A general sentiment.

How fair, and what a charm hast thou,

O love! Among delightsome things!

Compare Song of Solomon 2:7, note; Song of Solomon 8:6-7, note.

Song of Solomon 7:7

This thy stature - The king now addresses the bride, comparing her to palm, vine, and apple-tree for nobility of form and pleasantness of fruit; and the utterances of her mouth to sweetest wine.

Song of Solomon 7:9

For my beloved, that goeth down sweetly - Words of the bride interrupting the king, and finishing his sentence, that goeth smoothly or pleasantly for my beloved.
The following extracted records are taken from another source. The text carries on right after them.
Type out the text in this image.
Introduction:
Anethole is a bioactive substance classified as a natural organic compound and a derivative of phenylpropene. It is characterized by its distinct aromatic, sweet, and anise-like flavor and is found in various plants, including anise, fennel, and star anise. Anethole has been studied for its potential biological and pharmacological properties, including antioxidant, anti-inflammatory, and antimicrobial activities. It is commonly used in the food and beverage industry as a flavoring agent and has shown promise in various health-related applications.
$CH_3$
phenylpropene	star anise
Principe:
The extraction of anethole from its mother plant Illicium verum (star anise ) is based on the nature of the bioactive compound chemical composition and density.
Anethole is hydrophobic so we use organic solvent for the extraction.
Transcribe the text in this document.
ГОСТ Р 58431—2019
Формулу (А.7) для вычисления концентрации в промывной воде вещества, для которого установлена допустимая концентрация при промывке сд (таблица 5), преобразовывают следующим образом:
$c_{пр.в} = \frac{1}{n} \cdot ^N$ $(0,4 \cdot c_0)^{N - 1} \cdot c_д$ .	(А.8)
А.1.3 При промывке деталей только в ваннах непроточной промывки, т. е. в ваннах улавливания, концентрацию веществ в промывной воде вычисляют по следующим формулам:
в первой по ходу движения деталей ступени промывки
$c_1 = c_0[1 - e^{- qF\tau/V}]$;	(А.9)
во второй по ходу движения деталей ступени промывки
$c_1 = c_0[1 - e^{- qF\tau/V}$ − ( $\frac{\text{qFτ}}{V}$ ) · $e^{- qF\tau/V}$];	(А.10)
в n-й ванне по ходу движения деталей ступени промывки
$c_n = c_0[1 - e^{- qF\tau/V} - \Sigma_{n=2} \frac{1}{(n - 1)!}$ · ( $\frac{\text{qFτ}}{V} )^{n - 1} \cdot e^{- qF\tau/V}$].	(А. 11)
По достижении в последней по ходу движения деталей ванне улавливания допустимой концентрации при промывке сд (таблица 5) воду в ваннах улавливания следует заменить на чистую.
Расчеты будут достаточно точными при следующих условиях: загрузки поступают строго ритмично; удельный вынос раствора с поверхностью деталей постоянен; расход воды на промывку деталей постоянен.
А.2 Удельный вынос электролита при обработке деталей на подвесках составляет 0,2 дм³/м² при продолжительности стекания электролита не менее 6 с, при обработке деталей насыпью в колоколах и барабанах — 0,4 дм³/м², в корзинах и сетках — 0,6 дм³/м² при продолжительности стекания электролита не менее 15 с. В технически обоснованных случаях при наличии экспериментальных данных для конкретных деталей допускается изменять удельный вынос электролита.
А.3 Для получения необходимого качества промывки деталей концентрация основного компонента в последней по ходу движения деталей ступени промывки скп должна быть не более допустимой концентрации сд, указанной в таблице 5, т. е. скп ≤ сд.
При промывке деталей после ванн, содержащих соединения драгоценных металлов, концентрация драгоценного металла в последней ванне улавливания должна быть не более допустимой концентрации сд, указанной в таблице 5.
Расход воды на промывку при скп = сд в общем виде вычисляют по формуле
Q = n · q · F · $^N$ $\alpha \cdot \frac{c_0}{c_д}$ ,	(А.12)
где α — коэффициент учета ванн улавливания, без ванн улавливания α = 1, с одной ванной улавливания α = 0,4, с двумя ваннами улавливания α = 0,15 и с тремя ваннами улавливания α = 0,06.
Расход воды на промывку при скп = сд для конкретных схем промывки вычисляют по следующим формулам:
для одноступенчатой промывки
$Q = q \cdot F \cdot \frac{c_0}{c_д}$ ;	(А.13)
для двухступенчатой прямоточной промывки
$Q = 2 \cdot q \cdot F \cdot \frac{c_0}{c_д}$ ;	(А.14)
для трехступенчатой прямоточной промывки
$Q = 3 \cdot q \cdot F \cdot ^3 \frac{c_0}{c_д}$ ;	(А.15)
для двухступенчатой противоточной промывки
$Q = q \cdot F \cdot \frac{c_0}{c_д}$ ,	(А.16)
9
Compare Proverbs 23:31.

Song of Solomon 7:10

His desire is toward me - All his affection has me for its object. The bride proceeds to exercise her power over his loving will.

Clarke's Notes on the Bible

Verse 9. The roof of thy mouth like the best wine — The voice or conversation of the spouse is most probably what is meant.

Causing the lips of those that are asleep to speak. — As good wine has a tendency to cause the most backward to speak fluently when taken in moderation; so a sight of thee, and hearing the charms of thy conversation, is sufficient to excite the most taciturn to speak, and even to become eloquent in thy praises.